Publisher: Tor Books
Release Date: June 26th, 2012
Date Read: 1/3/15 to 3/15/15
It's the end of World War II. FDR's New Deal has redefined American politics. Taxes are at an all-time high. The bombing of Hiroshima and Nagasaki has brought a fear of total annihilation. The rise of secret government agencies and sanctions on business has many watching their backs. America's sense of freedom is diminishing…and many are desperate to take that freedom back.
Among them is a great dreamer, an immigrant who pulled himself from the depths of poverty to become one of the wealthiest and admired men in the world. That man is Andrew Ryan, and he believed that great men and women deserve better. And so he set out to create the impossible, a utopia free from government, censorship, and moral restrictions on science—where what you give is what you get. He created Rapture—the shining city below the sea.
But as we all know, this utopia suffered a great tragedy. This is the story of how it all came to be…and how it all ended.

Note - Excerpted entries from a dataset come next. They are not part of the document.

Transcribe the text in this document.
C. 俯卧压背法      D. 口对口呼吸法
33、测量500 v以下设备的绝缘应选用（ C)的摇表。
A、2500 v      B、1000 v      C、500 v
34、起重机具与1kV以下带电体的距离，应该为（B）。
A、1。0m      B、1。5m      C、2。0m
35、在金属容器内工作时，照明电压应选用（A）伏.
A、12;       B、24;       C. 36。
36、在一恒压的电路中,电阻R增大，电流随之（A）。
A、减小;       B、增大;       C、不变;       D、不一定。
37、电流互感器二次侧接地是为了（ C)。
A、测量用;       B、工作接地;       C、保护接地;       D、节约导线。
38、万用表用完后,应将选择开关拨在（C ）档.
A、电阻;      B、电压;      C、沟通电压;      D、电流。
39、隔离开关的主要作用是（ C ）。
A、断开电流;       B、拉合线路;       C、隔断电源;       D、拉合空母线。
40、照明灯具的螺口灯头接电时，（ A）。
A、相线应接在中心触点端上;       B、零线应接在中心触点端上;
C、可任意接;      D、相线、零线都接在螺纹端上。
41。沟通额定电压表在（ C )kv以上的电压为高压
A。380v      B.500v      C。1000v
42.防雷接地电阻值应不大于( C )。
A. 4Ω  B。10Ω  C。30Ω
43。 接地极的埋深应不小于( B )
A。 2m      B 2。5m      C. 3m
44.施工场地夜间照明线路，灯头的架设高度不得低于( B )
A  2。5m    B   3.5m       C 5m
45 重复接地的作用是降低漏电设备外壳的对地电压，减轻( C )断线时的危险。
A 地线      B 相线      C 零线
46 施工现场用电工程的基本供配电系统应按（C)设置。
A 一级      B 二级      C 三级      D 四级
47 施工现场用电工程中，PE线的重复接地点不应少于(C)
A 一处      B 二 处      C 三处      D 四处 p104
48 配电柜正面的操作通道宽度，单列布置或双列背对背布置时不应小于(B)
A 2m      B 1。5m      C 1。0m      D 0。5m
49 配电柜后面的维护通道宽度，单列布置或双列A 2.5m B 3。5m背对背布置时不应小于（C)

For those that aren't familiar with the Bioshock series, Rapture is an underwater metropolis created by Andrew Ryan (Yes the similarity to Ayn Rand is intended). He created Rapture to be the ultimate Libertarian dream, where man is free to create whatever he is able to without the constraints of government, or laws, or religion, or anything that might inhibit a man's personal progress. So of course that went just as well as one would have imagined and by the time Bioshock starts, Rapture is a crumbling, lawless, dystopia.
One of my favorite things about the game was trying to uncover the story behind Rapture. Everywhere you wander in that game, no matter how frightening it is, has some sort of beauty and history hidden deep beneath it. And that's what makes this book so awesome because we get to see first hand how this city got so messed up in the first place.
While this book is a story about Rapture, it is more or less framed by Bill McDonagh. Bill was a simple plumber until Andrew Ryan took a liking to him and made him his right-hand hand in Rapture. Bill was enamored with the vision that Ryan presented--a place where a man can truly make himself into whatever he wishes--but soon found himself disillusioned and heartbroken as he saw the hell that Rapture descended into.
One thing that I did appreciate as a fan of the series is how this book kind of humanized Andrew Ryan for me. Throughout this book we see a man who has a vision and wants so hard to make it work. Even if it involves horrible things like not allowing a social safety net for the poorer citizens even when he sees first hand how dire their situation is. While it is crappy of him, he does it because he whole-heartedly believes in a man's ability to pull themselves up by their bootstraps, even though its not as simple in reality as one might like to think. If anything, it painted him in a bit more sympathetic light, a man who was so blinded by his beliefs that he willingly ignored the hell they created in front of him
I will say that even as a big fan of this series, I found the book to be a bit long and uninterested in times. So I would put it down and read other books while reading this one. I still would recommend this book to you if you are a fan of the Bioshock series. If you aren't it's still a good a read, I'm just not sure if you would appreciate it or be satisfied with the ending.